Crossing from Turkey to Greece, 140 women, men and children (including elderly people and babies) were squeezed onto a wooden raft in the middle of the night. The crossing took four and half hours on rough freezing cold seas. “There was screaming and crying all the time,” Runa tells me. “Boat almost sank, and we nearly drowned, but Greek police come with big boat and helicopter and help us”. More unimaginable horror. I remember the fear I felt on a boat in Wales with my two precious babies, crossing from Caldey Island back to Tenby on rough seas. Unlike Runa’s journey, however, that was a legal twenty minute boat trip in daylight, and there were plenty of shots of whisky in a friendly pub to get over the shock.
I learn that traffickers helped her and her family for part of the journey from Greece to France. ‘They treat me very very bad.’ She looks terrified and mentions sexual favours. ‘You take my baby?’ she begs me, again.
We hug, and I tell her I will get her baby milk and nappies, which feels like a pathetic gesture compared to what she needs, but she thanks me profusely.

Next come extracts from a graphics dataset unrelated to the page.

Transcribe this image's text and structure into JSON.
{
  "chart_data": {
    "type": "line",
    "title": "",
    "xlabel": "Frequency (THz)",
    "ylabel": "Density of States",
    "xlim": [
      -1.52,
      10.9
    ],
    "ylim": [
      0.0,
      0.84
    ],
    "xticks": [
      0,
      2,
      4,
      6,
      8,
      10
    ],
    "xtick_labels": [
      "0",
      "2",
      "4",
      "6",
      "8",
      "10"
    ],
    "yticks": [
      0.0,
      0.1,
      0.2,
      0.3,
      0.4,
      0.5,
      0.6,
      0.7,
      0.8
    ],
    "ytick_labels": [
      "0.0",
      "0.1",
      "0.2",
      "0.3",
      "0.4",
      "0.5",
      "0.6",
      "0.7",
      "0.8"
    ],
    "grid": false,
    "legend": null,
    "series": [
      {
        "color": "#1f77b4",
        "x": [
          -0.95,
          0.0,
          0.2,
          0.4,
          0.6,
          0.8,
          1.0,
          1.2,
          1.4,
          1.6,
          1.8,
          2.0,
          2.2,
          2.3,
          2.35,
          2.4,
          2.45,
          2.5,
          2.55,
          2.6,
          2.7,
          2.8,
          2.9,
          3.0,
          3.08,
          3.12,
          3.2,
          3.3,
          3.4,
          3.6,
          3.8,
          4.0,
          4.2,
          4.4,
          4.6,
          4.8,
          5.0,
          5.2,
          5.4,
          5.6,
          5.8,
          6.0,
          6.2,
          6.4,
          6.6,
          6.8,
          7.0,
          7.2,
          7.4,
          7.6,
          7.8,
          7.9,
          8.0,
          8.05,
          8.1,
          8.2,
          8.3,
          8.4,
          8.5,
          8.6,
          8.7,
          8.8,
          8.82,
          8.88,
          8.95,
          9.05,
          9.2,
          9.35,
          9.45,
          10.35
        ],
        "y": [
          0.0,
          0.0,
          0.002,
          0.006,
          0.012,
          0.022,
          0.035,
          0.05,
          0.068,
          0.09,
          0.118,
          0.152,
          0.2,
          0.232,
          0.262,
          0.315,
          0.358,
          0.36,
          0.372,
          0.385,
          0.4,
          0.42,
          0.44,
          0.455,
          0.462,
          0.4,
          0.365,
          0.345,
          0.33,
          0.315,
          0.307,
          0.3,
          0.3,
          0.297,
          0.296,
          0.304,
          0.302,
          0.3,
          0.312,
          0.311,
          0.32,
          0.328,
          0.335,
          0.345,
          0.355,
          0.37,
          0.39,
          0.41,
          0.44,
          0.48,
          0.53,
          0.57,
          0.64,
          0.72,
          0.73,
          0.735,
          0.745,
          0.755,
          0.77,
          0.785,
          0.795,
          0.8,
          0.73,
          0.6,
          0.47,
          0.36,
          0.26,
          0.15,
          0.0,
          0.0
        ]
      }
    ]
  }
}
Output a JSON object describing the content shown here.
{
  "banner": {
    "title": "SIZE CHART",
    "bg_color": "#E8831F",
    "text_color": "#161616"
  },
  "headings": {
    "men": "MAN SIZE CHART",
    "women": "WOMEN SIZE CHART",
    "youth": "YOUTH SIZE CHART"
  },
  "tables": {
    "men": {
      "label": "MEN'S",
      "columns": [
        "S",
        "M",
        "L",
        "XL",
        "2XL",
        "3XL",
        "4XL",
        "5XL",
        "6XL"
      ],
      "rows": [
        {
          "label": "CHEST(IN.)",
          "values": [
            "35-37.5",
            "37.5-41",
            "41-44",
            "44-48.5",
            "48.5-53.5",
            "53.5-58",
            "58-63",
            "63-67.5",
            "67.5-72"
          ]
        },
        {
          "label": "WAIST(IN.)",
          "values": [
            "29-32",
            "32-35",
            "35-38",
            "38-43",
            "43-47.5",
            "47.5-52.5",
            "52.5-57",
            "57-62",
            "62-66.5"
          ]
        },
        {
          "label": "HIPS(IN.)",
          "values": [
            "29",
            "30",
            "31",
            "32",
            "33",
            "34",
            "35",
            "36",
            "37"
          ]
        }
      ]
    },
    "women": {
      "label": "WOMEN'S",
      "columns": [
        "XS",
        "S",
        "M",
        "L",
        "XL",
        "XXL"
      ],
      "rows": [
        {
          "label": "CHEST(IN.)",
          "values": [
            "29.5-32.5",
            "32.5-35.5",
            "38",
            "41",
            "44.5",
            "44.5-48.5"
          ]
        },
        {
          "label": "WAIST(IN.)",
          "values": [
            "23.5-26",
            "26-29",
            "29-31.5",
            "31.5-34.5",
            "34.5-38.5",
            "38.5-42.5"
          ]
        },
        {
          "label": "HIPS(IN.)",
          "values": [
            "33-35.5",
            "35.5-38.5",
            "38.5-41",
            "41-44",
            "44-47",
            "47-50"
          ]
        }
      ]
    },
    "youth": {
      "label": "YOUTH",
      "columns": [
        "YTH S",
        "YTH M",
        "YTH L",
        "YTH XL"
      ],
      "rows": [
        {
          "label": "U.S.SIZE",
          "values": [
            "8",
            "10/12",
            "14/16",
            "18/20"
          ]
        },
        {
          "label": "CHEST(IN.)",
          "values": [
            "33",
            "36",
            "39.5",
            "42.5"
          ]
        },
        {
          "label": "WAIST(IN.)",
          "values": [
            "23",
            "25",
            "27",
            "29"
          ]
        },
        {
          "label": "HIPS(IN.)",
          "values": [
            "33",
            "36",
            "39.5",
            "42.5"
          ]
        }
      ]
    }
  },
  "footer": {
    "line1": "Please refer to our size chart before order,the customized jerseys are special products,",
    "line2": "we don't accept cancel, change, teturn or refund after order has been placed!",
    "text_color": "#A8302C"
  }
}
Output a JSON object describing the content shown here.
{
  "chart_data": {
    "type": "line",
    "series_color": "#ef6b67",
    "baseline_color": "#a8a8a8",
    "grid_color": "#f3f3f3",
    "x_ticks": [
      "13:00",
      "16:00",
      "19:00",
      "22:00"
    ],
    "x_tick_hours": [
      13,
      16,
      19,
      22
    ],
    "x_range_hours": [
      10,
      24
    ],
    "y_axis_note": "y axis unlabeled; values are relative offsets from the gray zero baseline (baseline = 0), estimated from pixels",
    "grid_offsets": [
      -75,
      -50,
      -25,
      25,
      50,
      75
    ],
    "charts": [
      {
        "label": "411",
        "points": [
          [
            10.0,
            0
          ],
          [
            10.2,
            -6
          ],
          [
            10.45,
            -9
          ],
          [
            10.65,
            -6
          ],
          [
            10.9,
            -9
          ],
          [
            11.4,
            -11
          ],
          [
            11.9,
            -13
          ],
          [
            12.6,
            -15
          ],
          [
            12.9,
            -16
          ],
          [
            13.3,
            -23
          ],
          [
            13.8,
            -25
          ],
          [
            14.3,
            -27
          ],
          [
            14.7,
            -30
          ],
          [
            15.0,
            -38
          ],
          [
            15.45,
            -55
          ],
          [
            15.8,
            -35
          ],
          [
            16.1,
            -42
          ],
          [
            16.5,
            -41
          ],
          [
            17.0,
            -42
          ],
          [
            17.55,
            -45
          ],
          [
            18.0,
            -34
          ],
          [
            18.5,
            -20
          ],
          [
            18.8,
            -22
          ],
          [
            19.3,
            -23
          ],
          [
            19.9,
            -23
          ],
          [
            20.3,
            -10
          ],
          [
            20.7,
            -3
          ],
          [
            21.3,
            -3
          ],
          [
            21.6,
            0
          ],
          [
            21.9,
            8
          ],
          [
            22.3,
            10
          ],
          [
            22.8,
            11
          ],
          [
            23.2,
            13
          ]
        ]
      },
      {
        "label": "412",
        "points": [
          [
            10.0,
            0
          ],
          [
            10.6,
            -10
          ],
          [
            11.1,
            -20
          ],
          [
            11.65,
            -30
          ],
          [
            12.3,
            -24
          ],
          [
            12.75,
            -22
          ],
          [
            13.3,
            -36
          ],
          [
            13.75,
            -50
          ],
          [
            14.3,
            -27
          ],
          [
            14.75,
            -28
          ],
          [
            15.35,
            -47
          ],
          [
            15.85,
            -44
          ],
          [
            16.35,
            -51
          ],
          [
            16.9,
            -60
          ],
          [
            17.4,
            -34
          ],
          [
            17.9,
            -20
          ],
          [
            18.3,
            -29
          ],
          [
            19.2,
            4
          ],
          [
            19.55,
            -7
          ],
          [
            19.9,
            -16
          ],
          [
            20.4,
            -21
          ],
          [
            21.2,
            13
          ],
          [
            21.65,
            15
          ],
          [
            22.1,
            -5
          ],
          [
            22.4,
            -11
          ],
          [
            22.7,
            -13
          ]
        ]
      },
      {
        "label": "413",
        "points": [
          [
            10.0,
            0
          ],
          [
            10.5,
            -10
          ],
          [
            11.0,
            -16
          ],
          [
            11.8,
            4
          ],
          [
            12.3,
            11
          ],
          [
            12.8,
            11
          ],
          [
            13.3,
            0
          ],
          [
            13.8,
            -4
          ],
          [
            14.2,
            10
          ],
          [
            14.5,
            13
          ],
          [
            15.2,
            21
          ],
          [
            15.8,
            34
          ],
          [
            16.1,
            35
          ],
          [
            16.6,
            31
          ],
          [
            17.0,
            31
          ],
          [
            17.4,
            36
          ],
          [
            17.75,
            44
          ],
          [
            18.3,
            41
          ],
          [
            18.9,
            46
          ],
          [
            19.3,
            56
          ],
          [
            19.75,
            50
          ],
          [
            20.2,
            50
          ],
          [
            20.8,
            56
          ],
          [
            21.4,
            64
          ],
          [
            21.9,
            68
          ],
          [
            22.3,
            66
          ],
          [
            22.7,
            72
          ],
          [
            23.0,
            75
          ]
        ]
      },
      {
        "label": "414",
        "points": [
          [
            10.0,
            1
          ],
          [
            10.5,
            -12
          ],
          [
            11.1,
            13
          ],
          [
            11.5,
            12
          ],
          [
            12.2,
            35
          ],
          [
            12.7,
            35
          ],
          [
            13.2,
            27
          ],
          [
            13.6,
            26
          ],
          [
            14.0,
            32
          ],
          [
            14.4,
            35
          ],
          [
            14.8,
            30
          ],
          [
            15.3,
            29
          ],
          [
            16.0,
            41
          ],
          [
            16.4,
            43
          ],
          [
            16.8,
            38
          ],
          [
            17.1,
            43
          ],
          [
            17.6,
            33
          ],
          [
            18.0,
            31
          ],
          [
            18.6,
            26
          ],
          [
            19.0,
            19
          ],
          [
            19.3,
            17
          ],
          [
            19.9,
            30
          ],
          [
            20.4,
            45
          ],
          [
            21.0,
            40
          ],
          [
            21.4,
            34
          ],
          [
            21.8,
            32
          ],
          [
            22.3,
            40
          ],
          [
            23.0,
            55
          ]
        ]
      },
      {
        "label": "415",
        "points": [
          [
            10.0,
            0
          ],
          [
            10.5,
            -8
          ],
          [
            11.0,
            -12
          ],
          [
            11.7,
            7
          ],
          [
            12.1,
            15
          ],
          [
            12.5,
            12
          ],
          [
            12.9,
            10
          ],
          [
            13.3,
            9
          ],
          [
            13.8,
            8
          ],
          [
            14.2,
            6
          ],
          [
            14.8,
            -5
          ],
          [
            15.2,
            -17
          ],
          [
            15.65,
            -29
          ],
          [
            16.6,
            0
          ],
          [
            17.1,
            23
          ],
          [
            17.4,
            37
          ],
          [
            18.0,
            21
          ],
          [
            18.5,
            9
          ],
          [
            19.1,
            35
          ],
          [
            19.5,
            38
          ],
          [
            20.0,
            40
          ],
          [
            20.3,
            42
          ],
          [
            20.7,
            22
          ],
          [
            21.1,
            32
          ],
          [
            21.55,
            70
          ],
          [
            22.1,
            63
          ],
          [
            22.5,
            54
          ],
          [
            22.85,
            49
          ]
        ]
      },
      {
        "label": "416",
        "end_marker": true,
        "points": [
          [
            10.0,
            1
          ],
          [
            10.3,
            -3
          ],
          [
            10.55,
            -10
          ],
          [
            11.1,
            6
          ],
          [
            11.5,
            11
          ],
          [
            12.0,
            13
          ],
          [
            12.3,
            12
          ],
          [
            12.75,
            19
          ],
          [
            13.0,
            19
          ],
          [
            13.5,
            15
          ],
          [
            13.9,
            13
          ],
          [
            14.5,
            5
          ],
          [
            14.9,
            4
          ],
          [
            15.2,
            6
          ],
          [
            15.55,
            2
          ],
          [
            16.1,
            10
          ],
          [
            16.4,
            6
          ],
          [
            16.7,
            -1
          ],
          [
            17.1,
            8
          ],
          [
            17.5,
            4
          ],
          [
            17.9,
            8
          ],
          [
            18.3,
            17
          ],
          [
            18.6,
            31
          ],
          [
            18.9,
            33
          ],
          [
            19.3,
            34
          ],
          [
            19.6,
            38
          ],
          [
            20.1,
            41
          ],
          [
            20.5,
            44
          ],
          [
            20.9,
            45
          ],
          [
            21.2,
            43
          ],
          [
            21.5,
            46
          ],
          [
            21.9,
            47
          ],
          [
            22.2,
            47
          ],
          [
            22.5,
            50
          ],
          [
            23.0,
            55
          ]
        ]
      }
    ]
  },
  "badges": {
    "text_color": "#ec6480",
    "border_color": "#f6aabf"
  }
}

I tell her that I will see her tomorrow with the supplies. She cheerily waves me off.
When I say goodbye to Runa and her family on my last day, she asks me for my backpack. ‘Very useful to me,’ she says. She tries to give me the necklace from around her neck as payment. Without thinking, I tell her that I need the bag as I have my things in it. But while sitting on the ferry a few hours later, I realise that, of course, she needs it more than I do.
The pain and guilt and anger I feel at having to leave Runa and her beautiful children in such squalor and suffering, and being able to simply drive onto the ferry with my British passport - thanks to sheer accident of birthplace - and return to England, just twenty miles away from by the worst human situation I have ever seen, is overwhelming. I don’t know what the solution is for these people, but this situation can be solved, and it must be solved quickly.
When I get home I’m overjoyed to see my children. I hold them tight, and thank God I am not in Runa’s situation. I am lucky. Wonderful, kind, loving, doting mum Runa. We both want the best for our kids, and care for them the best way we possibly can. We are just the same, with only one real difference: we happened to be born in different parts of the world.